Bolsonaro une os contrários

Presidente Jair Bolsonaro e a deputada Joice Hansselmann. Foto Orlando Brito

Em seus quase cinco meses no Planalto, Jair Bolsonaro já mostrou que a inconstância e a incoerência são traços marcantes de sua personalidade. Basta analisar as idas e vindas em diversas medidas tomadas, a mais recente, o decreto das armas. Apesar das aparências, foram essas facetas do caráter presidencial a razão real do “recuo” do Centrão na barganha por espaços de poder no governo.

Deputados do Centrão com Onyx Lorenzzoni, ministro de Bolsonaro. Foto Orlando Brito

A volta dos Ministérios das Cidades e da Integração à Esplanada foi acertada em reunião dos chefes do Executivo e do Legislativo, com o testemunho do ministro da Casa Civil. Mas o presidente voltou atrás. Bolsonaro pode achar que ganhou a batalha e se livrou do Centrão, tratado por ele e aliados como o grande mal da República. A “vitória” é boa para cartaz de passeata e para animar redes sociais. O governo, porém, tem pouca chance de sucesso sem os votos de DEM, PP, PR, PRB, SD, PTB e MDB. Somam 194 dos 513 deputados. A oposição conta com pelo menos 102. Para aprovar uma emenda constitucional, com 308 votos, a conta não fecha.

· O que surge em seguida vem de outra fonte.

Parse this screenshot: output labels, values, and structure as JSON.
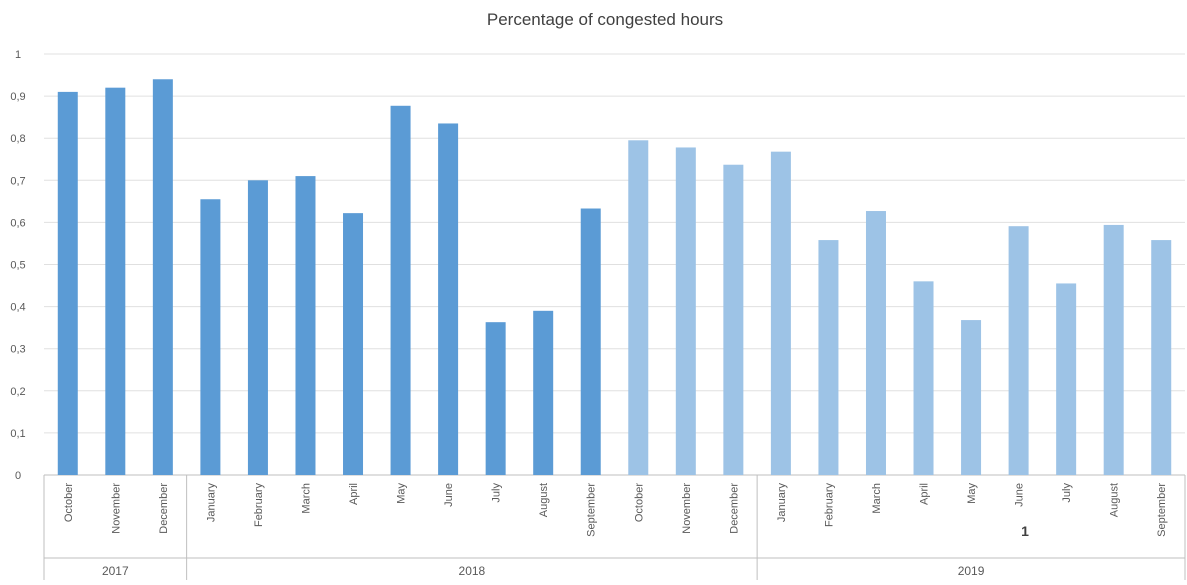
{
  "chart_data": {
    "type": "bar",
    "title": "Percentage of congested hours",
    "xlabel": "",
    "ylabel": "",
    "ylim": [
      0,
      1
    ],
    "yticks": [
      "0",
      "0,1",
      "0,2",
      "0,3",
      "0,4",
      "0,5",
      "0,6",
      "0,7",
      "0,8",
      "0,9",
      "1"
    ],
    "grid": true,
    "legend": "none",
    "categories": [
      "October",
      "November",
      "December",
      "January",
      "February",
      "March",
      "April",
      "May",
      "June",
      "July",
      "August",
      "September",
      "October",
      "November",
      "December",
      "January",
      "February",
      "March",
      "April",
      "May",
      "June",
      "July",
      "August",
      "September"
    ],
    "values": [
      0.91,
      0.92,
      0.94,
      0.655,
      0.7,
      0.71,
      0.622,
      0.877,
      0.835,
      0.363,
      0.39,
      0.633,
      0.795,
      0.778,
      0.737,
      0.768,
      0.558,
      0.627,
      0.46,
      0.368,
      0.591,
      0.455,
      0.594,
      0.558
    ],
    "groups": [
      {
        "label": "2017",
        "count": 3
      },
      {
        "label": "2018",
        "count": 12
      },
      {
        "label": "2019",
        "count": 9
      }
    ],
    "colors": {
      "dark_bar": "#5b9bd5",
      "light_bar": "#9dc3e6",
      "grid": "#e0e0e0",
      "axis": "#bfbfbf",
      "text": "#595959"
    },
    "dark_bar_count": 12,
    "annotations": [
      "1"
    ]
  }
}
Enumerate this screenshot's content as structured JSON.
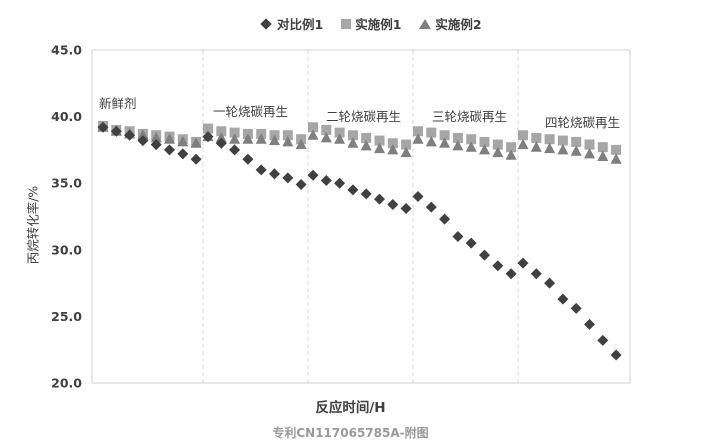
{
  "chart_data": {
    "type": "scatter",
    "title": "",
    "xlabel": "反应时间/H",
    "ylabel": "丙烷转化率/%",
    "ylim": [
      20.0,
      45.0
    ],
    "yticks": [
      "20.0",
      "25.0",
      "30.0",
      "35.0",
      "40.0",
      "45.0"
    ],
    "grid": false,
    "legend_position": "top",
    "stages": [
      "新鲜剂",
      "一轮烧碳再生",
      "二轮烧碳再生",
      "三轮烧碳再生",
      "四轮烧碳再生"
    ],
    "series": [
      {
        "name": "对比例1",
        "marker": "diamond",
        "color": "#404040",
        "groups": [
          [
            39.2,
            38.9,
            38.6,
            38.2,
            37.9,
            37.5,
            37.2,
            36.8
          ],
          [
            38.5,
            38.0,
            37.5,
            36.8,
            36.0,
            35.7,
            35.4,
            34.9
          ],
          [
            35.6,
            35.2,
            35.0,
            34.5,
            34.2,
            33.8,
            33.4,
            33.1
          ],
          [
            34.0,
            33.2,
            32.3,
            31.0,
            30.5,
            29.6,
            28.8,
            28.2
          ],
          [
            29.0,
            28.2,
            27.5,
            26.3,
            25.6,
            24.4,
            23.2,
            22.1
          ]
        ]
      },
      {
        "name": "实施例1",
        "marker": "square",
        "color": "#a6a6a6",
        "groups": [
          [
            39.3,
            39.0,
            38.9,
            38.7,
            38.6,
            38.5,
            38.3,
            38.1
          ],
          [
            39.1,
            38.9,
            38.8,
            38.7,
            38.7,
            38.6,
            38.6,
            38.3
          ],
          [
            39.2,
            39.0,
            38.8,
            38.6,
            38.4,
            38.2,
            38.0,
            37.9
          ],
          [
            38.9,
            38.8,
            38.6,
            38.4,
            38.3,
            38.1,
            37.9,
            37.7
          ],
          [
            38.6,
            38.4,
            38.3,
            38.2,
            38.1,
            37.9,
            37.7,
            37.5
          ]
        ]
      },
      {
        "name": "实施例2",
        "marker": "triangle",
        "color": "#7f7f7f",
        "groups": [
          [
            39.2,
            38.9,
            38.7,
            38.6,
            38.4,
            38.3,
            38.1,
            38.0
          ],
          [
            38.5,
            38.4,
            38.3,
            38.3,
            38.3,
            38.2,
            38.1,
            37.9
          ],
          [
            38.6,
            38.4,
            38.3,
            38.0,
            37.8,
            37.6,
            37.5,
            37.3
          ],
          [
            38.3,
            38.1,
            38.0,
            37.8,
            37.7,
            37.5,
            37.3,
            37.1
          ],
          [
            37.9,
            37.7,
            37.6,
            37.5,
            37.4,
            37.2,
            37.0,
            36.8
          ]
        ]
      }
    ]
  },
  "footer_text": "专利CN117065785A-附图"
}
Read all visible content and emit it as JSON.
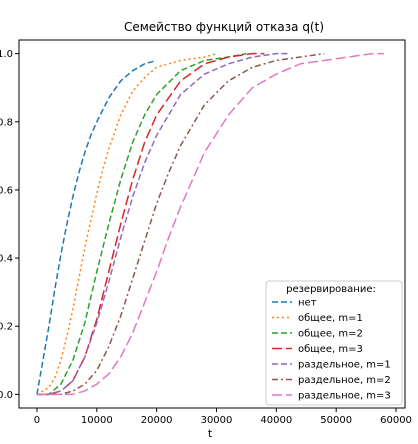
{
  "chart_data": {
    "type": "line",
    "title": "Семейство функций отказа q(t)",
    "xlabel": "t",
    "ylabel": "",
    "xlim": [
      -3000,
      61500
    ],
    "ylim": [
      -0.04,
      1.04
    ],
    "x_ticks": [
      0,
      10000,
      20000,
      30000,
      40000,
      50000,
      60000
    ],
    "x_tick_labels": [
      "0",
      "10000",
      "20000",
      "30000",
      "40000",
      "50000",
      "60000"
    ],
    "y_ticks": [
      0.0,
      0.2,
      0.4,
      0.6,
      0.8,
      1.0
    ],
    "y_tick_labels": [
      "0.0",
      "0.2",
      "0.4",
      "0.6",
      "0.8",
      "1.0"
    ],
    "grid": false,
    "legend": {
      "title": "резервирование:",
      "placement": "bottom-right"
    },
    "series": [
      {
        "name": "нет",
        "color": "#1f77b4",
        "linestyle": "dashed",
        "x": [
          0,
          1000,
          2000,
          3000,
          4000,
          5000,
          6000,
          7000,
          8000,
          9000,
          10000,
          12000,
          14000,
          16000,
          18000,
          20000
        ],
        "y": [
          0.0,
          0.1,
          0.2,
          0.31,
          0.41,
          0.5,
          0.58,
          0.65,
          0.71,
          0.76,
          0.8,
          0.87,
          0.92,
          0.95,
          0.97,
          0.98
        ]
      },
      {
        "name": "общее, m=1",
        "color": "#ff7f0e",
        "linestyle": "dotted",
        "x": [
          0,
          2000,
          3000,
          4000,
          5000,
          6000,
          7000,
          8000,
          9000,
          10000,
          11000,
          12000,
          14000,
          16000,
          18000,
          20000,
          24000,
          28000,
          30000
        ],
        "y": [
          0.0,
          0.02,
          0.05,
          0.1,
          0.17,
          0.25,
          0.34,
          0.43,
          0.51,
          0.59,
          0.66,
          0.72,
          0.82,
          0.89,
          0.93,
          0.96,
          0.98,
          0.99,
          1.0
        ]
      },
      {
        "name": "общее, m=2",
        "color": "#2ca02c",
        "linestyle": "dashed",
        "x": [
          0,
          2000,
          4000,
          6000,
          8000,
          10000,
          12000,
          14000,
          16000,
          18000,
          20000,
          24000,
          28000,
          32000,
          35000
        ],
        "y": [
          0.0,
          0.0,
          0.03,
          0.1,
          0.21,
          0.36,
          0.5,
          0.63,
          0.74,
          0.82,
          0.88,
          0.95,
          0.98,
          0.99,
          1.0
        ]
      },
      {
        "name": "общее, m=3",
        "color": "#d62728",
        "linestyle": "long-dash",
        "x": [
          0,
          2000,
          4000,
          6000,
          8000,
          10000,
          12000,
          14000,
          16000,
          18000,
          20000,
          24000,
          28000,
          32000,
          36000,
          38000
        ],
        "y": [
          0.0,
          0.0,
          0.01,
          0.04,
          0.11,
          0.22,
          0.36,
          0.5,
          0.63,
          0.74,
          0.82,
          0.92,
          0.97,
          0.99,
          1.0,
          1.0
        ]
      },
      {
        "name": "раздельное, m=1",
        "color": "#9467bd",
        "linestyle": "dashed",
        "x": [
          0,
          2000,
          4000,
          6000,
          8000,
          10000,
          12000,
          14000,
          16000,
          18000,
          20000,
          24000,
          28000,
          32000,
          36000,
          40000,
          42000
        ],
        "y": [
          0.0,
          0.0,
          0.01,
          0.04,
          0.11,
          0.21,
          0.33,
          0.46,
          0.58,
          0.68,
          0.76,
          0.88,
          0.94,
          0.97,
          0.99,
          1.0,
          1.0
        ]
      },
      {
        "name": "раздельное, m=2",
        "color": "#8c564b",
        "linestyle": "dash-dot",
        "x": [
          0,
          2000,
          4000,
          6000,
          8000,
          10000,
          12000,
          14000,
          16000,
          18000,
          20000,
          22000,
          24000,
          28000,
          32000,
          36000,
          40000,
          44000,
          48000
        ],
        "y": [
          0.0,
          0.0,
          0.0,
          0.01,
          0.03,
          0.07,
          0.14,
          0.23,
          0.34,
          0.45,
          0.56,
          0.65,
          0.73,
          0.85,
          0.92,
          0.96,
          0.98,
          0.99,
          1.0
        ]
      },
      {
        "name": "раздельное, m=3",
        "color": "#e377c2",
        "linestyle": "long-dash",
        "x": [
          0,
          2000,
          4000,
          6000,
          8000,
          10000,
          12000,
          14000,
          16000,
          18000,
          20000,
          22000,
          24000,
          26000,
          28000,
          32000,
          36000,
          40000,
          44000,
          48000,
          52000,
          56000,
          58000
        ],
        "y": [
          0.0,
          0.0,
          0.0,
          0.0,
          0.01,
          0.03,
          0.06,
          0.11,
          0.18,
          0.27,
          0.36,
          0.46,
          0.55,
          0.63,
          0.71,
          0.82,
          0.9,
          0.94,
          0.97,
          0.98,
          0.99,
          1.0,
          1.0
        ]
      }
    ]
  }
}
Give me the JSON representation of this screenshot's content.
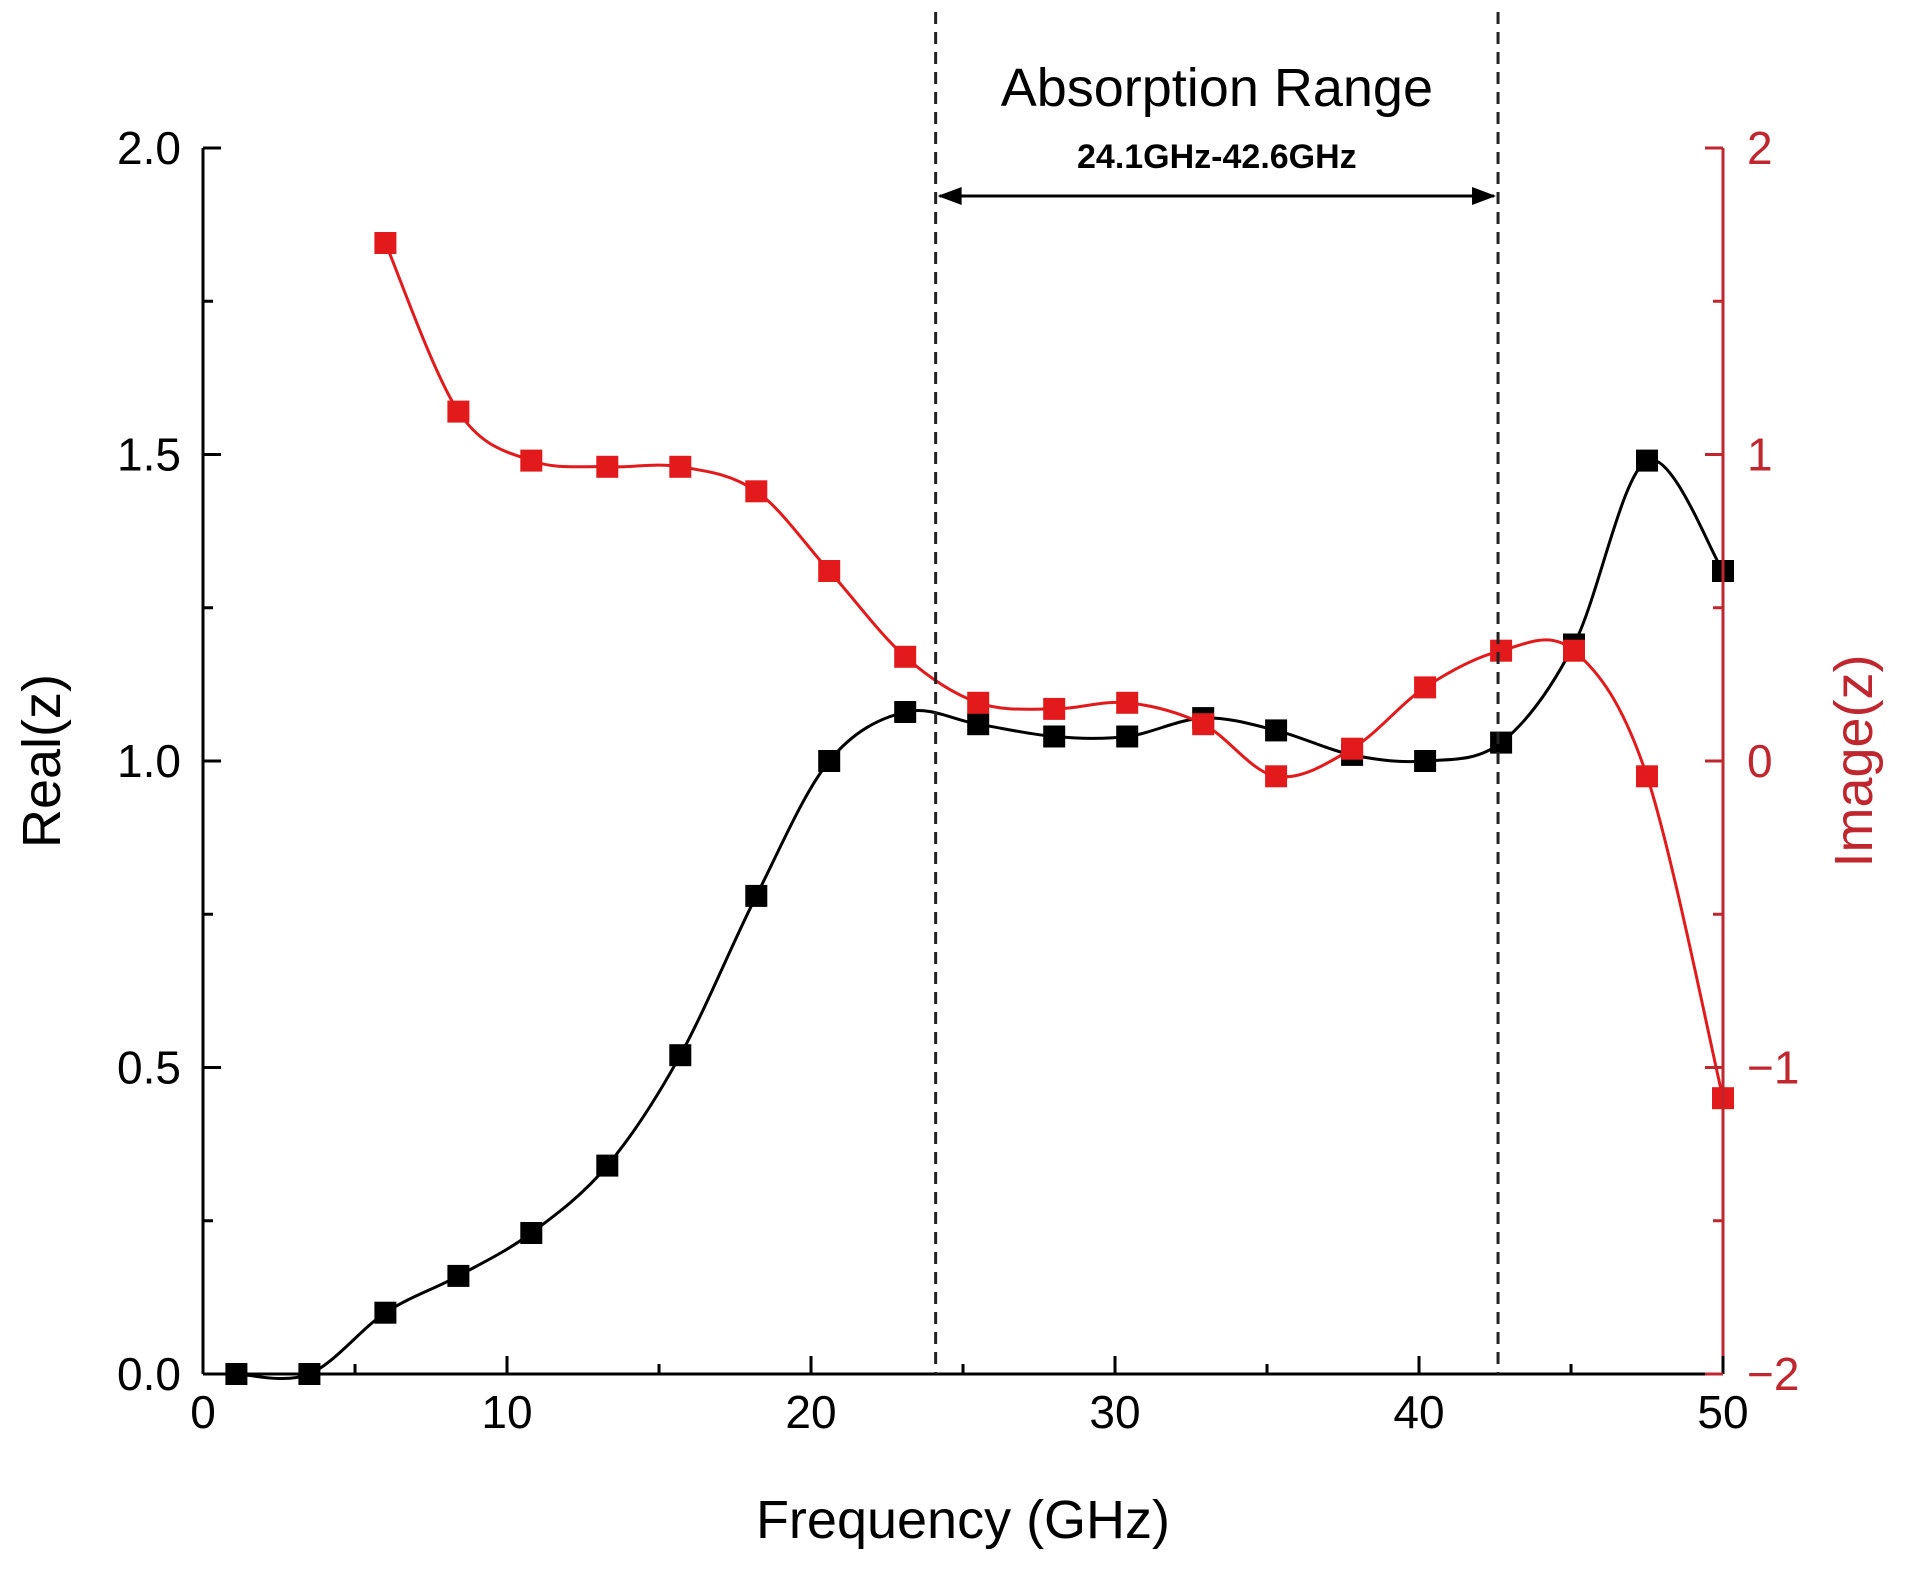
{
  "chart_data": {
    "type": "line",
    "title": "",
    "xlabel": "Frequency (GHz)",
    "ylabel": "Real(z)",
    "y2label": "Image(z)",
    "xlim": [
      0,
      50
    ],
    "ylim": [
      0,
      2
    ],
    "y2lim": [
      -2,
      2
    ],
    "x_ticks": [
      0,
      10,
      20,
      30,
      40,
      50
    ],
    "x_tick_labels": [
      "0",
      "10",
      "20",
      "30",
      "40",
      "50"
    ],
    "y_ticks": [
      0,
      0.5,
      1,
      1.5,
      2
    ],
    "y_tick_labels": [
      "0.0",
      "0.5",
      "1.0",
      "1.5",
      "2.0"
    ],
    "y2_ticks": [
      -2,
      -1,
      0,
      1,
      2
    ],
    "y2_tick_labels": [
      "−2",
      "−1",
      "0",
      "1",
      "2"
    ],
    "grid": false,
    "series": [
      {
        "name": "Real(z)",
        "axis": "left",
        "color": "#000000",
        "x": [
          1.1,
          3.5,
          6.0,
          8.4,
          10.8,
          13.3,
          15.7,
          18.2,
          20.6,
          23.1,
          25.5,
          28.0,
          30.4,
          32.9,
          35.3,
          37.8,
          40.2,
          42.7,
          45.1,
          47.5,
          50.0
        ],
        "y": [
          0.0,
          0.0,
          0.1,
          0.16,
          0.23,
          0.34,
          0.52,
          0.78,
          1.0,
          1.08,
          1.06,
          1.04,
          1.04,
          1.07,
          1.05,
          1.01,
          1.0,
          1.03,
          1.19,
          1.49,
          1.31
        ]
      },
      {
        "name": "Image(z)",
        "axis": "right",
        "color": "#e31a1c",
        "x": [
          6.0,
          8.4,
          10.8,
          13.3,
          15.7,
          18.2,
          20.6,
          23.1,
          25.5,
          28.0,
          30.4,
          32.9,
          35.3,
          37.8,
          40.2,
          42.7,
          45.1,
          47.5,
          50.0
        ],
        "y": [
          1.69,
          1.14,
          0.98,
          0.96,
          0.96,
          0.88,
          0.62,
          0.34,
          0.19,
          0.17,
          0.19,
          0.12,
          -0.05,
          0.04,
          0.24,
          0.36,
          0.36,
          -0.05,
          -1.1
        ]
      }
    ],
    "annotations": {
      "title": "Absorption Range",
      "range_label": "24.1GHz-42.6GHz",
      "range": [
        24.1,
        42.6
      ]
    },
    "colors": {
      "left_axis": "#000000",
      "right_axis": "#c0262e"
    }
  }
}
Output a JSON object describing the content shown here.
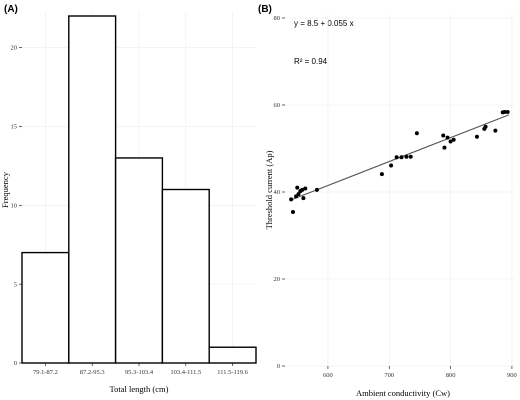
{
  "chart_data": [
    {
      "panel": "(A)",
      "type": "bar",
      "categories": [
        "79.1-87.2",
        "87.2-95.3",
        "95.3-103.4",
        "103.4-111.5",
        "111.5-119.6"
      ],
      "values": [
        7,
        22,
        13,
        11,
        1
      ],
      "xlabel": "Total length (cm)",
      "ylabel": "Frequency",
      "ylim": [
        0,
        22
      ],
      "yticks": [
        0,
        5,
        10,
        15,
        20
      ],
      "grid": true
    },
    {
      "panel": "(B)",
      "type": "scatter",
      "xlabel": "Ambient conductivity (Cw)",
      "ylabel": "Threshold current (Ap)",
      "xlim": [
        530,
        905
      ],
      "ylim": [
        0,
        80
      ],
      "xticks": [
        600,
        700,
        800,
        900
      ],
      "yticks": [
        0,
        20,
        40,
        60,
        80
      ],
      "grid": true,
      "equation": "y = 8.5 + 0.055 x",
      "r2": "R² = 0.94",
      "fit": {
        "intercept": 8.5,
        "slope": 0.055,
        "x_range": [
          540,
          895
        ]
      },
      "points": [
        [
          540,
          38.3
        ],
        [
          543,
          35.4
        ],
        [
          548,
          39.0
        ],
        [
          550,
          41.0
        ],
        [
          552,
          39.5
        ],
        [
          555,
          40.2
        ],
        [
          558,
          40.5
        ],
        [
          560,
          38.6
        ],
        [
          563,
          40.8
        ],
        [
          582,
          40.5
        ],
        [
          688,
          44.1
        ],
        [
          703,
          46.1
        ],
        [
          712,
          48.0
        ],
        [
          720,
          48.0
        ],
        [
          728,
          48.1
        ],
        [
          735,
          48.1
        ],
        [
          745,
          53.5
        ],
        [
          788,
          53.0
        ],
        [
          790,
          50.2
        ],
        [
          795,
          52.5
        ],
        [
          800,
          51.6
        ],
        [
          805,
          52.0
        ],
        [
          843,
          52.7
        ],
        [
          855,
          54.5
        ],
        [
          857,
          55.0
        ],
        [
          873,
          54.1
        ],
        [
          885,
          58.3
        ],
        [
          888,
          58.4
        ],
        [
          893,
          58.4
        ]
      ]
    }
  ]
}
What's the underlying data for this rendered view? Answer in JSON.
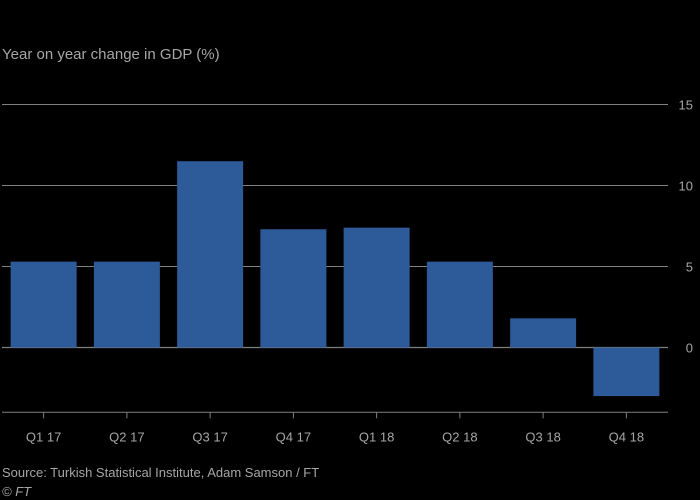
{
  "chart_data": {
    "type": "bar",
    "title": "Year on year change in GDP (%)",
    "categories": [
      "Q1 17",
      "Q2 17",
      "Q3 17",
      "Q4 17",
      "Q1 18",
      "Q2 18",
      "Q3 18",
      "Q4 18"
    ],
    "values": [
      5.3,
      5.3,
      11.5,
      7.3,
      7.4,
      5.3,
      1.8,
      -3.0
    ],
    "xlabel": "",
    "ylabel": "Year on year change in GDP (%)",
    "ylim": [
      -4,
      15
    ],
    "yticks": [
      0,
      5,
      10,
      15
    ],
    "grid": true,
    "bar_color": "#2d5a99",
    "gridline_color": "#7f7f7f"
  },
  "footer": {
    "source": "Source: Turkish Statistical Institute, Adam Samson / FT",
    "credit": "© FT"
  }
}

Bolsonaro, porém, ainda pode contar com a sorte — pelo menos na reforma da Previdência. Ela deve ser aprovada, sim, com mudanças, como ocorre em praticamente todos os projetos analisados no Legislativo. Graças ao intenso debate sobre o assunto durante o governo Michel Temer, há um consenso mínimo em torno do assunto. Só que a reforma não esgota a agenda necessária ao país, e a prática nesses meses tem mostrado que governar por meio de decretos — com vícios de inconstitucionalidade — não vai funcionar.

Ex-senador José Anibal. Foto Orlando Brito

Já é até lugar comum afirmar que o governo não tem articulação com o Congresso. Isso não acontece nem no partido do presidente, o PSL, sempre imerso em brigas e disputas de vaidade. O clima no meio político, porém, evoluiu da mera constatação desse fato para uma forte preocupação, especialmente diante dos números fracos da economia. E já conseguiu produzir o inesperado — colocar adversários históricos na sala para conversar. Foi o que se viu no registro feito por “O Estado de S. Paulo”, da reunião que juntou 40 pessoas, entre petistas, como Fernando Haddad, e tucanos, como o ex-senador José Aníbal, no domingo, em São Paulo. Representantes de PCdoB, PSOL, PV, Cidadania, Rede e PDT estavam presentes.

É cedo para saber se essa conversa tem futuro. Mas política é feita de gestos, e o sinal foi positivo. Demonizar o Congresso foi bom para Bolsonaro ganhar a eleição. Não serve para governar, como mostram esses primeiros meses. Se o presidente não entendeu isso, é bom que alguém mostre o contrário — seja do Centrão, do PT, do PSDB ou do PSL. Foram todos eleitos, como Jair Bolsonaro.